(In memoria di Giancarlo Siani)
La vita di un cronista valeva un titolo di spalla e quattro colonne di piombo
(Daniela Di Crescenzo)
C’era il profumo maturo della gioia
sull’orlo di un bicchiere di meraviglia
quella sera di settembre
quando mi fermarono l’anima
ad un respiro da casa.
Io mi rivedo con il viso riverso
sul petto di Dio, il battito sospeso dell’universo
a sfiorarmi la fronte come
i polpastrelli della mia Olivetti
l’epidermide di un foglio e nelle tasche
la voce gualcita di Vasco.
Poi furono solo grida a squarciare
l’odore acre degli spari e una liturgia di lacrime
come la canea genuflessa della rugiada
sul ciglio imperfetto di un petalo
e solo il mio silenzio una corsa a perdifiato di echi
a rincorrersi in un’urna d’infinito,
il computo dei miei pochi anni
un articolo di spalla lasciato in sospeso.

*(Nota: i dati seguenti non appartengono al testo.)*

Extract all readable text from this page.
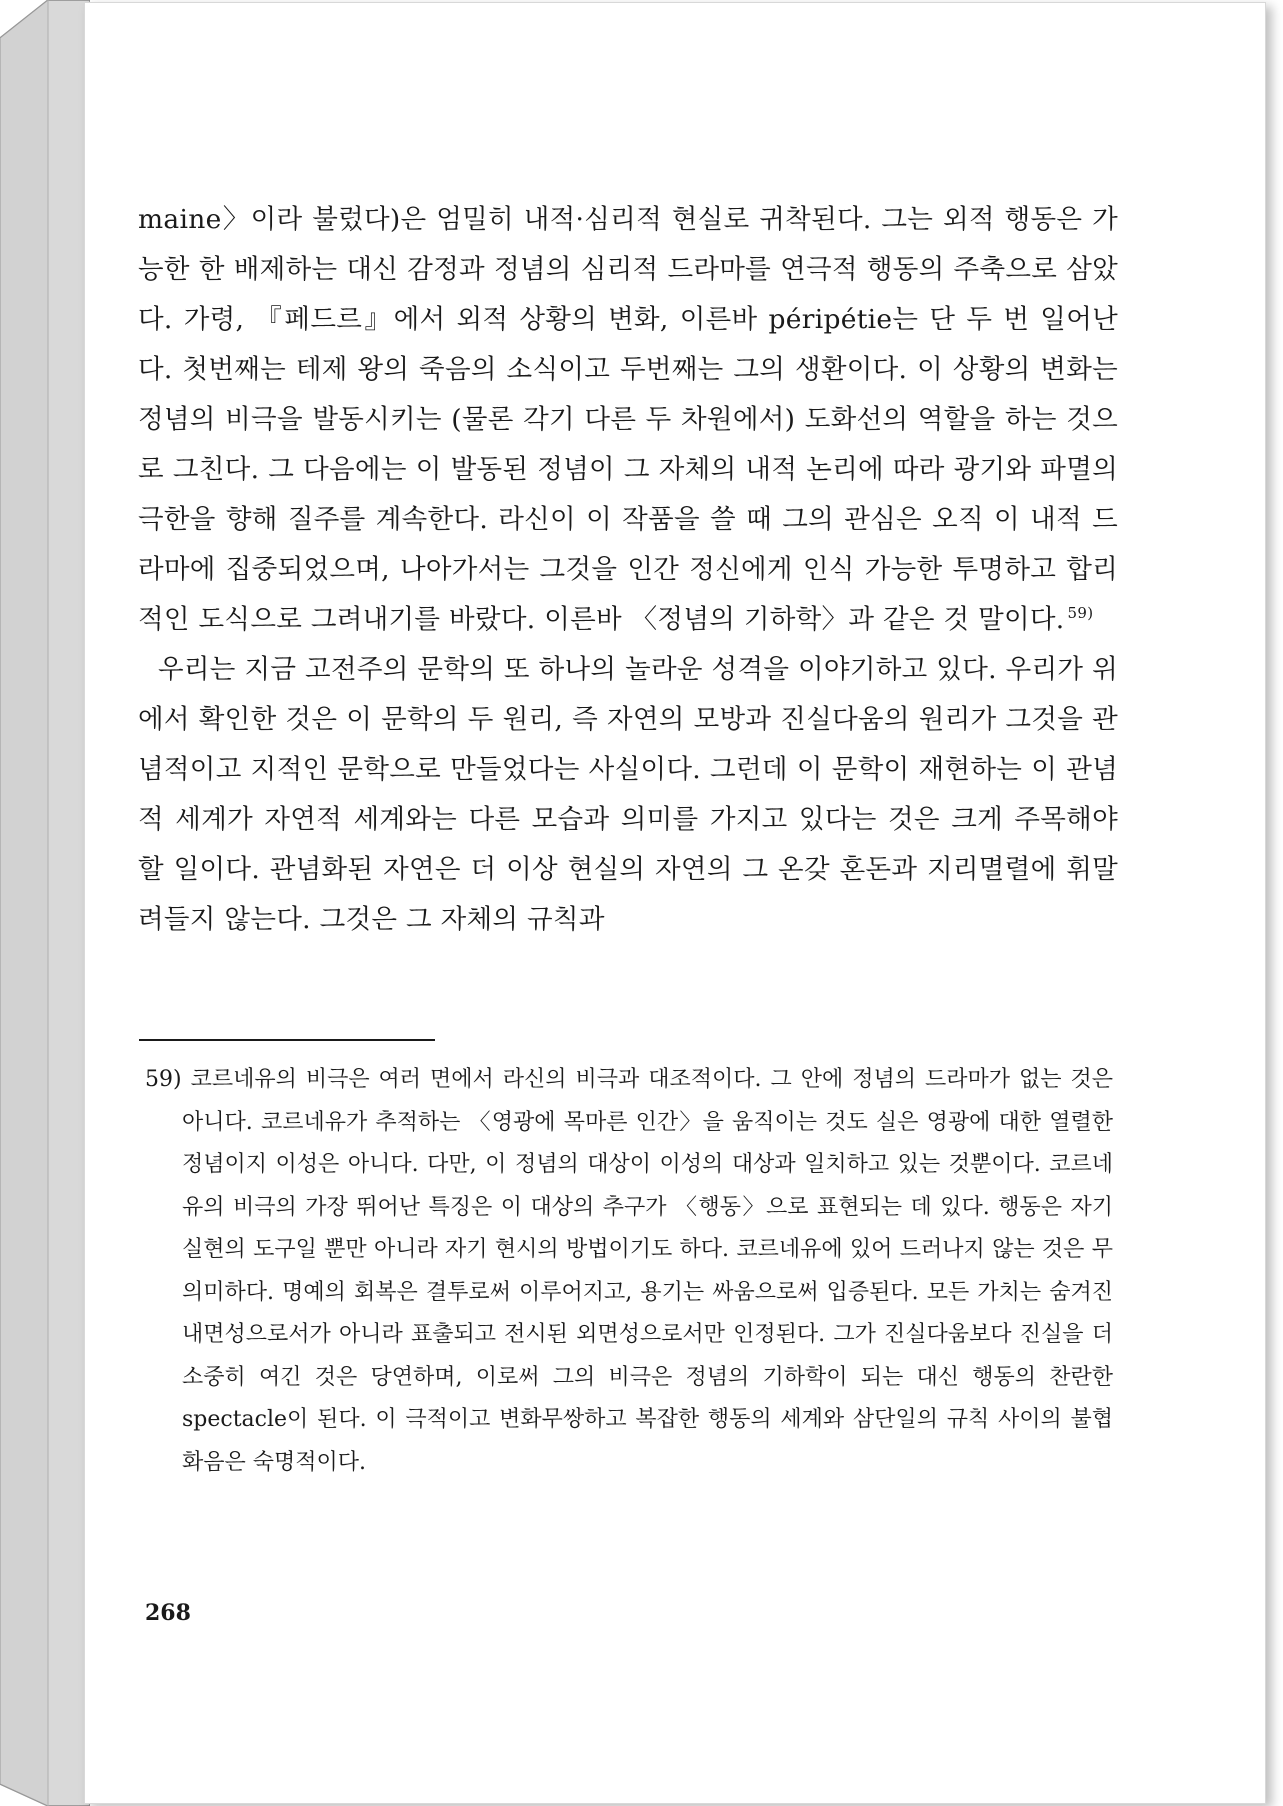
maine〉이라 불렀다)은 엄밀히 내적·심리적 현실로 귀착된다. 그는 외적 행동은 가능한 한 배제하는 대신 감정과 정념의 심리적 드라마를 연극적 행동의 주축으로 삼았다. 가령, 『페드르』에서 외적 상황의 변화, 이른바 péripétie는 단 두 번 일어난다. 첫번째는 테제 왕의 죽음의 소식이고 두번째는 그의 생환이다. 이 상황의 변화는 정념의 비극을 발동시키는 (물론 각기 다른 두 차원에서) 도화선의 역할을 하는 것으로 그친다. 그 다음에는 이 발동된 정념이 그 자체의 내적 논리에 따라 광기와 파멸의 극한을 향해 질주를 계속한다. 라신이 이 작품을 쓸 때 그의 관심은 오직 이 내적 드라마에 집중되었으며, 나아가서는 그것을 인간 정신에게 인식 가능한 투명하고 합리적인 도식으로 그려내기를 바랐다. 이른바 〈정념의 기하학〉과 같은 것 말이다. $^{59)}$

우리는 지금 고전주의 문학의 또 하나의 놀라운 성격을 이야기하고 있다. 우리가 위에서 확인한 것은 이 문학의 두 원리, 즉 자연의 모방과 진실다움의 원리가 그것을 관념적이고 지적인 문학으로 만들었다는 사실이다. 그런데 이 문학이 재현하는 이 관념적 세계가 자연적 세계와는 다른 모습과 의미를 가지고 있다는 것은 크게 주목해야 할 일이다. 관념화된 자연은 더 이상 현실의 자연의 그 온갖 혼돈과 지리멸렬에 휘말려들지 않는다. 그것은 그 자체의 규칙과

59) 코르네유의 비극은 여러 면에서 라신의 비극과 대조적이다. 그 안에 정념의 드라마가 없는 것은 아니다. 코르네유가 추적하는 〈영광에 목마른 인간〉을 움직이는 것도 실은 영광에 대한 열렬한 정념이지 이성은 아니다. 다만, 이 정념의 대상이 이성의 대상과 일치하고 있는 것뿐이다. 코르네유의 비극의 가장 뛰어난 특징은 이 대상의 추구가 〈행동〉으로 표현되는 데 있다. 행동은 자기 실현의 도구일 뿐만 아니라 자기 현시의 방법이기도 하다. 코르네유에 있어 드러나지 않는 것은 무의미하다. 명예의 회복은 결투로써 이루어지고, 용기는 싸움으로써 입증된다. 모든 가치는 숨겨진 내면성으로서가 아니라 표출되고 전시된 외면성으로서만 인정된다. 그가 진실다움보다 진실을 더 소중히 여긴 것은 당연하며, 이로써 그의 비극은 정념의 기하학이 되는 대신 행동의 찬란한 spectacle이 된다. 이 극적이고 변화무쌍하고 복잡한 행동의 세계와 삼단일의 규칙 사이의 불협화음은 숙명적이다.
268
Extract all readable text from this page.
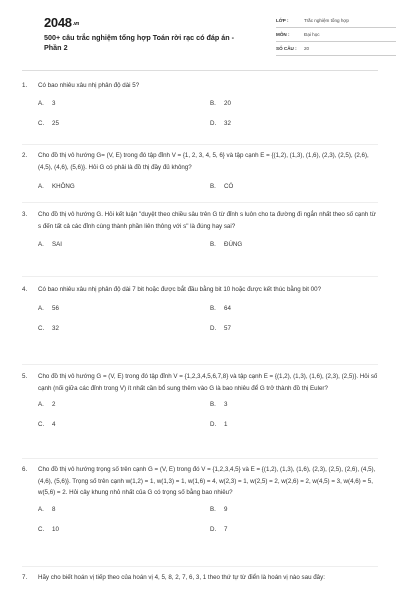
2048.vn
500+ câu trắc nghiệm tổng hợp Toán rời rạc có đáp án - Phần 2
LỚP :	Trắc nghiệm tổng hợp
MÔN :	Đại học
SỐ CÂU :	20
1.	Có bao nhiêu xâu nhị phân độ dài 5?
A.	3	B.	20
C.	25	D.	32
2.	Cho đồ thị vô hướng G= (V, E) trong đó tập đỉnh V = {1, 2, 3, 4, 5, 6} và tập cạnh E = {(1,2), (1,3), (1,6), (2,3), (2,5), (2,6), (4,5), (4,6), (5,6)}. Hỏi G có phải là đồ thị đầy đủ không?
A.	KHÔNG	B.	CÓ
3.	Cho đồ thị vô hướng G. Hỏi kết luận "duyệt theo chiều sâu trên G từ đỉnh s luôn cho ta đường đi ngắn nhất theo số cạnh từ s đến tất cả các đỉnh cùng thành phần liên thông với s" là đúng hay sai?
A.	SAI	B.	ĐÚNG
4.	Có bao nhiêu xâu nhị phân độ dài 7 bit hoặc được bắt đầu bằng bit 10 hoặc được kết thúc bằng bit 00?
A.	56	B.	64
C.	32	D.	57
5.	Cho đồ thị vô hướng G = (V, E) trong đó tập đỉnh V = {1,2,3,4,5,6,7,8} và tập cạnh E = {(1,2), (1,3), (1,6), (2,3), (2,5)}. Hỏi số cạnh (nối giữa các đỉnh trong V) ít nhất cần bổ sung thêm vào G là bao nhiêu để G trở thành đồ thị Euler?
A.	2	B.	3
C.	4	D.	1
6.	Cho đồ thị vô hướng trọng số trên cạnh G = (V, E) trong đó V = {1,2,3,4,5} và E = {(1,2), (1,3), (1,6), (2,3), (2,5), (2,6), (4,5), (4,6), (5,6)}. Trọng số trên cạnh w(1,2) = 1, w(1,3) = 1, w(1,6) = 4, w(2,3) = 1, w(2,5) = 2, w(2,6) = 2, w(4,5) = 3, w(4,6) = 5, w(5,6) = 2. Hỏi cây khung nhỏ nhất của G có trọng số bằng bao nhiêu?
A.	8	B.	9
C.	10	D.	7
7.	Hãy cho biết hoán vị tiếp theo của hoán vị 4, 5, 8, 2, 7, 6, 3, 1 theo thứ tự từ điển là hoán vị nào sau đây:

E ci voleva coraggio, ogni giorno, e un sogno da realizzare
per consumarsi le suole cercando,
al di là di una terra di frontiera, la verità.
E ciò che rimane sono solo il verde vivo
della mia Mehari, una tessera di giornalista
cucita sull’anima e un’ Albachiara passata sulle frequenze
delle mie sclere.
Ma ricordatemi così con quel sorriso infinito
che mi porto dentro mentre mi affaccio sull’immenso
dando fondo alle scarpe della mia eterna giovinezza
ogni volta che dalla scrivania di questo firmamento
compongo il mio articolo più bello.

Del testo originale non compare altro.